Am 10. März fand in Brüssel die Sitzung des Gemischten Beratenden Ausschusses EU-Serbien in einer seltsamen, bedrückenden Atmosphäre statt, und direkt nach Sitzungsende wollte jeder schnellstmöglich abreisen. Auf dem Heimflug wusste ich, dass uns in Europa große Veränderungen bevorstanden, und ich ahnte, dass dies mein letzter Flug für lange Zeit sein würde. In Ungarn herrschten dieser Tage bei vielen Menschen vor allem Unsicherheit und Ungläubigkeit vor. Vielen Ungarinnen und Ungarn wurde der Ernst der Lage mit der Regierungsankündigung bewusst, dass die Veranstaltungen zu unserem Nationalfeiertag am 15. März entfallen werden.

Wie viele andere Länder auch hat Ungarn seine Grenzen geschlossen und verschiedene restriktive Maßnahmen ergriffen. Der Unterricht fand nunmehr online statt, wer konnte, arbeitete im Homeoffice, und auf den sonst belebten Straßen und Plätzen wurde es still. Zwar wurde rasch der Notstand ausgerufen, doch es gab keinen totalen Lockdown im Land. Wir erlebten keinen völlig leeren öffentlichen Raum und auch keine strikte Ausgangssperre. Bei uns blieb beispielsweise unsere Lieblingseisdiele an der Ecke zur großen Freude meiner Kinder die ganze Zeit geöffnet.

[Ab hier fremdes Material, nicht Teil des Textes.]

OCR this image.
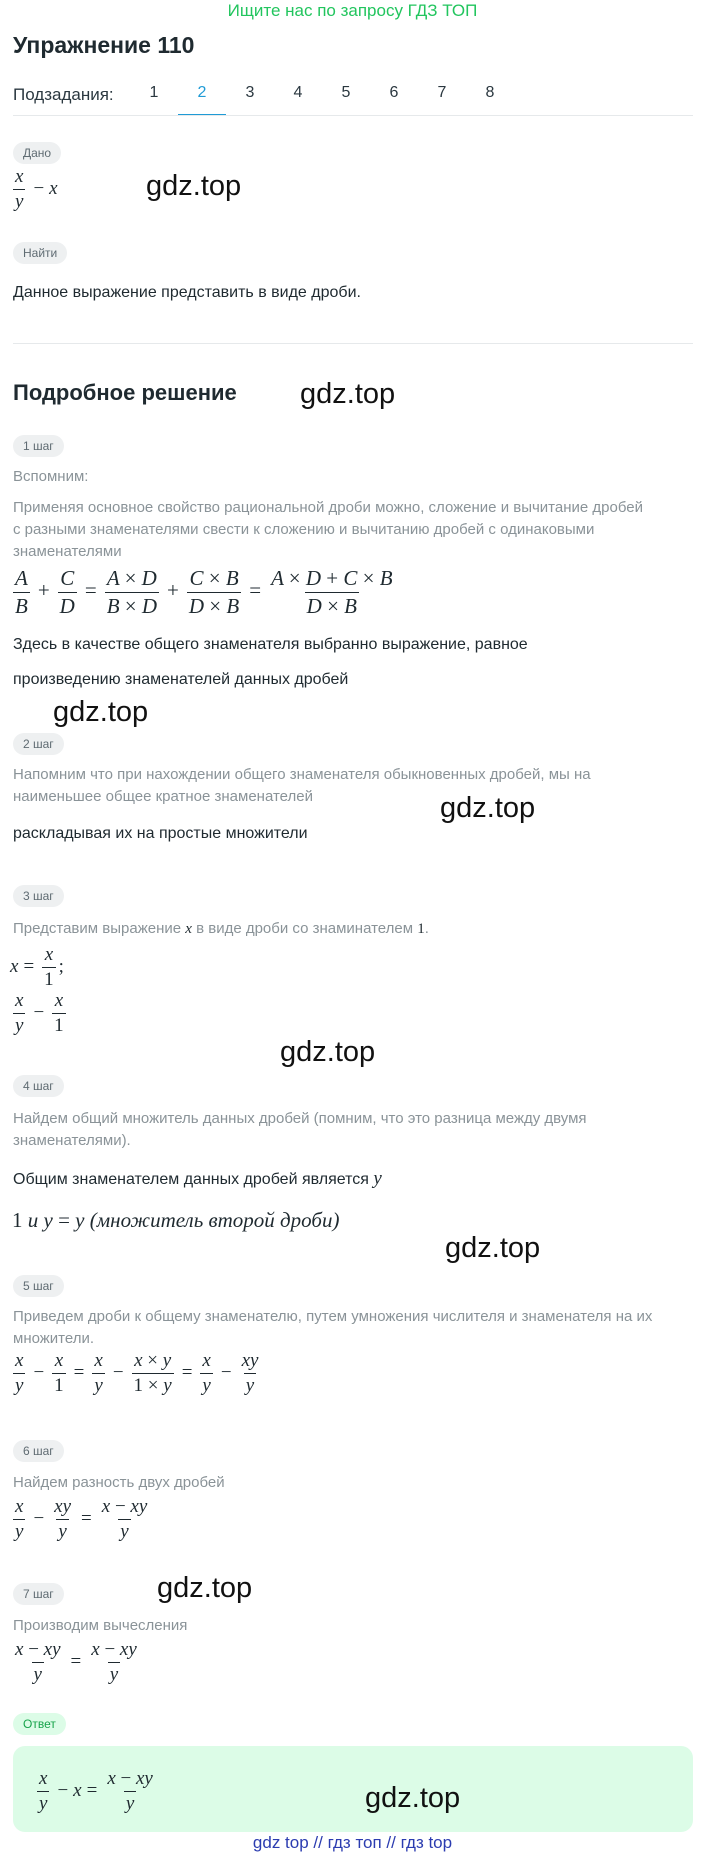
Ищите нас по запросу ГДЗ ТОП
Упражнение 110
Подзадания:	1	2	3	4	5	6	7	8
Дано
$\frac{x}{y} - x$	gdz.top
Найти
Данное выражение представить в виде дроби.
Подробное решение gdz.top
1 шаг
Вспомним:
Применяя основное свойство рациональной дроби можно, сложение и вычитание дробей с разными знаменателями свести к сложению и вычитанию дробей с одинаковыми знаменателями
$\frac{A}{B} + \frac{C}{D} = \frac{A \times D}{B \times D} + \frac{C \times B}{D \times B} = \frac{A \times D + C \times B}{D \times B}$
Здесь в качестве общего знаменателя выбранно выражение, равное
произведению знаменателей данных дробей
gdz.top
2 шаг
Напомним что при нахождении общего знаменателя обыкновенных дробей, мы на наименьшее общее кратное знаменателей	gdz.top
раскладывая их на простые множители
3 шаг
Представим выражение x в виде дроби со знаминателем 1.
$x = \frac{x}{1}$ ;
$\frac{x}{y} - \frac{x}{1}$
gdz.top
4 шаг
Найдем общий множитель данных дробей (помним, что это разница между двумя знаменателями).
Общим знаменателем данных дробей является y
1 и y = y (множитель второй дроби)
gdz.top
5 шаг
Приведем дроби к общему знаменателю, путем умножения числителя и знаменателя на их множители.
$\frac{x}{y} - \frac{x}{1} = \frac{x}{y} - \frac{x \times y}{1 \times y} = \frac{x}{y} - \frac{xy}{y}$
6 шаг
Найдем разность двух дробей
$\frac{x}{y} - \frac{xy}{y} = \frac{x - xy}{y}$
7 шаг	gdz.top
Производим вычесления
$\frac{x - xy}{y} = \frac{x - xy}{y}$
Ответ
$\frac{x}{y} - x = \frac{x - xy}{y}$	gdz.top
gdz top // гдз топ // гдз top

Während der Quarantäne brauchten „die kleinen Helden“, die Kinder, nämlich dringend diese kleinen Freuden! Auf ihre Art und entsprechend ihren Fähigkeiten trugen sie zum erfolgreichen Schutz unserer Familie bei. Sie bemühten sich, in den heimischen vier Wänden ruhig zu spielen, verzichteten auf ihre Geburtstagspartys und verbrachten Stunden vor dem Bildschirm (während sie bislang ständig hörten, dass sie nicht so viel Zeit davor verbringen sollen). Neben den Kindern waren auch ältere Menschen zur Isolation verdammt. An mehreren Orten boten gut organisierte Kommunen und zivilgesellschaftliche Organisationen den zu Hause gebliebenen Personen Hilfe an. Allerdings musste auch diese Aufgabe oftmals von Familienmitgliedern übernommen werden.

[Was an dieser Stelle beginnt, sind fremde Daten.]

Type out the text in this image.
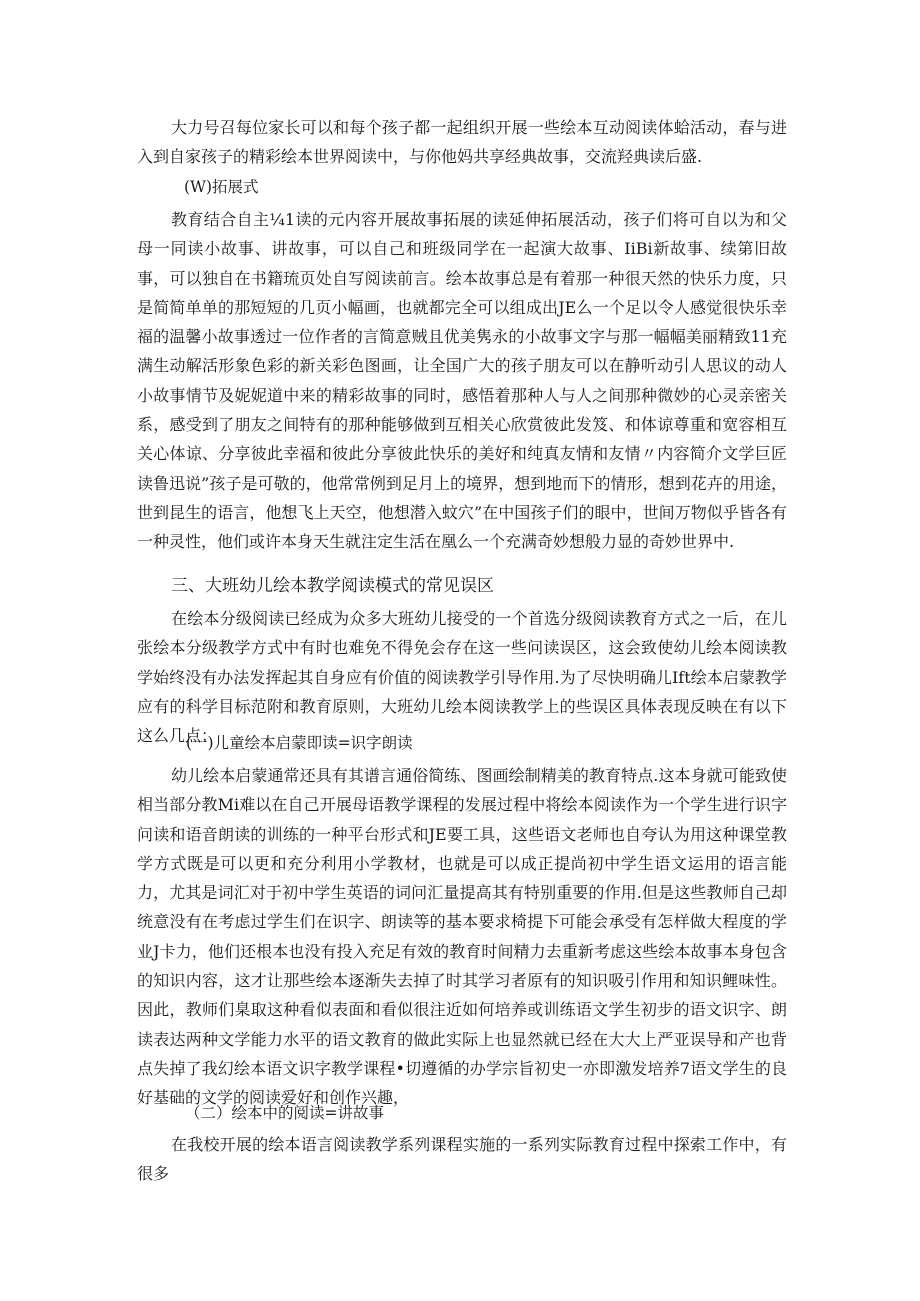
大力号召每位家长可以和每个孩子都一起组织开展一些绘本互动阅读体蛤活动，春与进入到自家孩子的精彩绘本世界阅读中，与你他妈共享经典故事，交流羟典读后盛.

(W)拓展式

教育结合自主¼1读的元内容开展故事拓展的读延伸拓展活动，孩子们将可自以为和父母一同读小故事、讲故事，可以自己和班级同学在一起演大故事、IiBi新故事、续第旧故事，可以独自在书籍琉页处自写阅读前言。绘本故事总是有着那一种很天然的快乐力度，只是简简单单的那短短的几页小幅画，也就都完全可以组成出JE么一个足以令人感觉很快乐幸福的温馨小故事透过一位作者的言简意贼且优美隽永的小故事文字与那一幅幅美丽精致11充满生动解活形象色彩的新关彩色图画，让全国广大的孩子朋友可以在静听动引人思议的动人小故事情节及妮妮道中来的精彩故事的同时，感悟着那种人与人之间那种微妙的心灵亲密关系，感受到了朋友之间特有的那种能够做到互相关心欣赏彼此发笈、和体谅尊重和宽容相互关心体谅、分享彼此幸福和彼此分享彼此快乐的美好和纯真友情和友情〃内容简介文学巨匠读鲁迅说”孩子是可敬的，他常常例到足月上的境界，想到地而下的情形，想到花卉的用途，世到昆生的语言，他想飞上天空，他想潜入蚊穴”在中国孩子们的眼中，世间万物似乎皆各有一种灵性，他们或许本身天生就注定生活在凰么一个充满奇妙想般力显的奇妙世界中.

三、大班幼儿绘本教学阅读模式的常见误区

在绘本分级阅读已经成为众多大班幼儿接受的一个首选分级阅读教育方式之一后，在儿张绘本分级教学方式中有时也难免不得免会存在这一些问读误区，这会致使幼儿绘本阅读教学始终没有办法发挥起其自身应有价值的阅读教学引导作用.为了尽快明确儿Ift绘本启蒙教学应有的科学目标范附和教育原则，大班幼儿绘本阅读教学上的些误区具体表现反映在有以下这么几点：

(一)儿童绘本启蒙即读=识字朗读

幼儿绘本启蒙通常还具有其谱言通俗简练、图画绘制精美的教育特点.这本身就可能致使相当部分教Mi难以在自己开展母语教学课程的发展过程中将绘本阅读作为一个学生进行识字问读和语音朗读的训练的一种平台形式和JE要工具，这些语文老师也自夸认为用这种课堂教学方式既是可以更和充分利用小学教材，也就是可以成正提尚初中学生语文运用的语言能力，尤其是词汇对于初中学生英语的词问汇量提高其有特别重要的作用.但是这些教师自己却统意没有在考虑过学生们在识字、朗读等的基本要求椅提下可能会承受有怎样做大程度的学业J卡力，他们还根本也没有投入充足有效的教育时间精力去重新考虑这些绘本故事本身包含的知识内容，这才让那些绘本逐渐失去掉了时其学习者原有的知识吸引作用和知识鲤味性。因此，教师们臬取这种看似表面和看似很注近如何培养或训练语文学生初步的语文识字、朗读表达两种文学能力水平的语文教育的做此实际上也显然就已经在大大上严亚误导和产也背点失掉了我幻绘本语文识字教学课程•切遵循的办学宗旨初史一亦即激发培养7语文学生的良好基础的文学的阅读爱好和创作兴趣，

（二）绘本中的阅读=讲故事

在我校开展的绘本语言阅读教学系列课程实施的一系列实际教育过程中探索工作中，有很多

Meinerseits wurde mir in den letzten Wochen klar, dass in einer solchen Krisensituation die Bedeutung und die Rolle der Familie und Verwandtschaft wachsen. Es wurde deutlich, dass die Familien das Immunsystem der Gesellschaft stärken können, aber auch, wie verletzlich sie sind und wie sehr sie Hilfe benötigen. Bei dieser Unterstützung spielen die Organisationen der Zivilgesellschaft eine große Rolle. In unserem Verband haben wir außerdem mit Interesse festgestellt, dass neben den praktischen Hilfsformen (z. B. Spenden, logistische oder schulische Unterstützung) ein großer Bedarf an psychischer und mentaler Unterstützung bestand.